The series has attracted huge attention, but Sheela says there is no point to addressing whether she considers it fair.

“It is not my place to judge what Way Brothers present, because it was their project,” she insists. “They have their perspective. They are the filmmakers. It’s like when someone is doing a painting, you can’t tell artist how you want your painting, because then it’s not [art].”

Wild Wild Country is nominated for Emmys in documentary/nonfiction directing, picture editing, sound editing and sound mixing, as well as Outstanding Documentary or Nonfiction Series. The Awards will be handed out at the Creative Arts ceremony on September 8 at the Microsoft Theater in downtown LA. Sheela has been looking into tickets.

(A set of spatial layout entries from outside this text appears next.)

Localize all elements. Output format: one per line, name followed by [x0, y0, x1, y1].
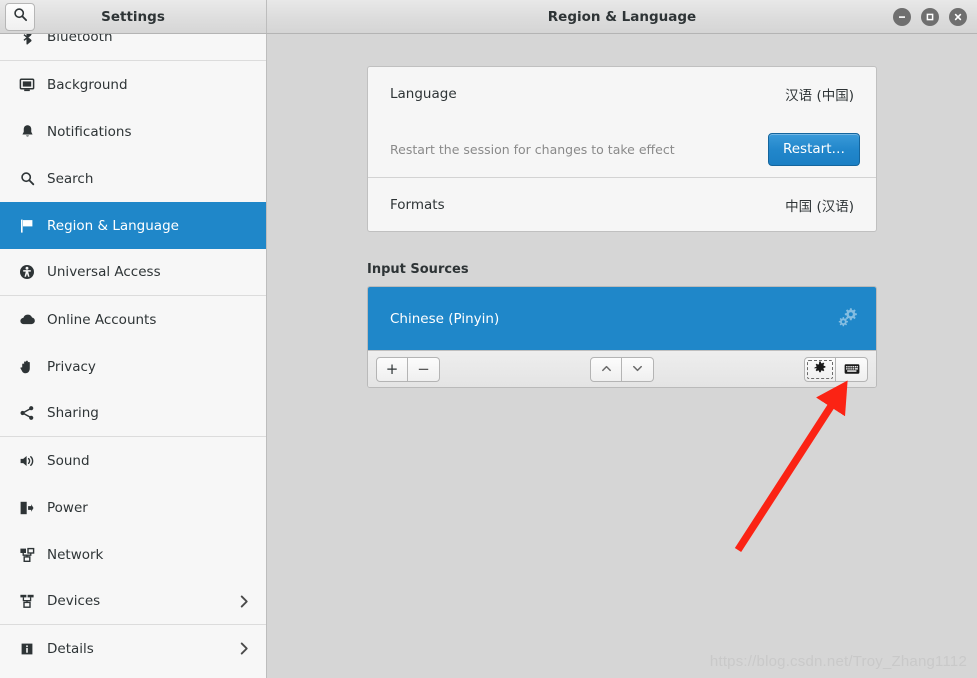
sidebar-item-label: Background [47, 76, 128, 93]
sidebar-item-label: Details [47, 640, 94, 657]
accessibility-icon [16, 264, 38, 280]
input-source-settings-button[interactable] [804, 356, 836, 382]
sidebar-item-label: Search [47, 170, 94, 187]
add-remove-group: + − [376, 356, 440, 382]
sidebar-item-label: Sound [47, 452, 90, 469]
sidebar-item-label: Universal Access [47, 264, 161, 280]
settings-window: Settings Region & Language Bluetooth Bac… [0, 0, 977, 678]
app-title: Settings [101, 8, 165, 25]
formats-label: Formats [390, 196, 445, 213]
sidebar-item-sharing[interactable]: Sharing [0, 390, 266, 437]
restart-button[interactable]: Restart… [767, 132, 860, 166]
chevron-up-icon [600, 360, 613, 379]
window-controls [893, 7, 967, 26]
sidebar-item-label: Bluetooth [47, 34, 113, 45]
sidebar-item-label: Privacy [47, 358, 96, 375]
gear-icon [813, 360, 827, 379]
sidebar-item-devices[interactable]: Devices [0, 578, 266, 625]
chevron-down-icon [631, 360, 644, 379]
maximize-icon [925, 12, 935, 22]
formats-value: 中国 (汉语) [785, 198, 854, 215]
sidebar-item-region-language[interactable]: Region & Language [0, 202, 266, 249]
sidebar-item-privacy[interactable]: Privacy [0, 343, 266, 390]
background-icon [16, 77, 38, 93]
sidebar-item-label: Network [47, 546, 104, 563]
power-plug-icon [16, 500, 38, 516]
window-body: Bluetooth Background Notifications Searc… [0, 34, 977, 678]
sidebar: Bluetooth Background Notifications Searc… [0, 34, 267, 678]
remove-input-source-button[interactable]: − [408, 356, 440, 382]
minimize-button[interactable] [893, 7, 911, 26]
move-down-button[interactable] [622, 356, 654, 382]
close-button[interactable] [949, 7, 967, 26]
sidebar-item-label: Online Accounts [47, 311, 157, 328]
window-header: Region & Language [267, 0, 977, 33]
input-sources-box: Chinese (Pinyin) + − [367, 286, 877, 388]
sidebar-item-label: Notifications [47, 123, 132, 140]
move-up-button[interactable] [590, 356, 622, 382]
cloud-icon [16, 311, 38, 328]
devices-icon [16, 593, 38, 609]
add-input-source-button[interactable]: + [376, 356, 408, 382]
settings-keyboard-group [804, 356, 868, 382]
flag-icon [16, 218, 38, 234]
sidebar-item-label: Region & Language [47, 217, 179, 234]
sidebar-item-background[interactable]: Background [0, 61, 266, 108]
search-icon [16, 171, 38, 186]
move-group [590, 356, 654, 382]
language-card: Language 汉语 (中国) Restart the session for… [367, 66, 877, 232]
close-icon [953, 12, 963, 22]
input-source-item[interactable]: Chinese (Pinyin) [368, 287, 876, 350]
chevron-right-icon [237, 594, 252, 609]
page-title: Region & Language [547, 8, 697, 25]
chevron-right-icon [237, 641, 252, 656]
sidebar-item-label: Sharing [47, 405, 99, 421]
bluetooth-icon [16, 34, 38, 45]
sidebar-item-notifications[interactable]: Notifications [0, 108, 266, 155]
language-label: Language [390, 86, 457, 102]
sidebar-item-label: Power [47, 499, 88, 516]
sidebar-item-sound[interactable]: Sound [0, 437, 266, 484]
sidebar-item-universal-access[interactable]: Universal Access [0, 249, 266, 296]
content-area: Language 汉语 (中国) Restart the session for… [267, 34, 977, 678]
sidebar-item-online-accounts[interactable]: Online Accounts [0, 296, 266, 343]
restart-row: Restart the session for changes to take … [368, 121, 876, 177]
show-keyboard-layout-button[interactable] [836, 356, 868, 382]
input-sources-title: Input Sources [367, 262, 469, 277]
bell-icon [16, 124, 38, 139]
formats-row[interactable]: Formats 中国 (汉语) [368, 177, 876, 231]
input-sources-list: Chinese (Pinyin) [368, 287, 876, 350]
speaker-icon [16, 453, 38, 469]
sidebar-item-search[interactable]: Search [0, 155, 266, 202]
hand-icon [16, 359, 38, 375]
sidebar-item-bluetooth[interactable]: Bluetooth [0, 34, 266, 61]
plus-icon: + [385, 359, 399, 378]
sidebar-item-network[interactable]: Network [0, 531, 266, 578]
restart-note: Restart the session for changes to take … [390, 141, 675, 157]
watermark: https://blog.csdn.net/Troy_Zhang1112 [709, 653, 967, 670]
region-language-panel: Language 汉语 (中国) Restart the session for… [267, 34, 977, 388]
input-sources-toolbar: + − [368, 350, 876, 387]
input-source-label: Chinese (Pinyin) [390, 310, 500, 327]
search-button[interactable] [5, 2, 35, 31]
title-bar: Settings Region & Language [0, 0, 977, 34]
sidebar-item-details[interactable]: Details [0, 625, 266, 672]
language-row[interactable]: Language 汉语 (中国) [368, 67, 876, 121]
share-icon [16, 405, 38, 421]
sidebar-item-power[interactable]: Power [0, 484, 266, 531]
language-value: 汉语 (中国) [785, 88, 854, 104]
preferences-gears-icon[interactable] [836, 306, 860, 332]
minus-icon: − [417, 359, 430, 378]
minimize-icon [897, 12, 907, 22]
keyboard-icon [844, 360, 860, 379]
sidebar-header: Settings [0, 0, 267, 33]
info-icon [16, 641, 38, 657]
sidebar-item-label: Devices [47, 593, 101, 609]
network-icon [16, 547, 38, 563]
maximize-button[interactable] [921, 7, 939, 26]
sidebar-list: Bluetooth Background Notifications Searc… [0, 34, 266, 678]
search-icon [13, 7, 28, 26]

“I did request a possibility to send my daughter and a couple of my sisters and brother-in-law. If it is possible, it would be nice for them to have that present from me,” she tells Deadline. But Sheela herself does not plan to attend.

“I have no intention of coming there,” she states flatly.

Asked why, she points to her time in the US in the 1980s as a polarizing figure at the center of a massive controversy that led to the collapse of the Rajneesh movement in Oregon and, ultimately, to her imprisonment.

“Somehow, I don’t have the trust I used to have…with justice system. I don’t have it now. I find the firsthand experience not so good,” she laughs, adding, “People don’t live a sweet life like I do. Maybe they have still bitterness against me for one reason or another. Who knows.”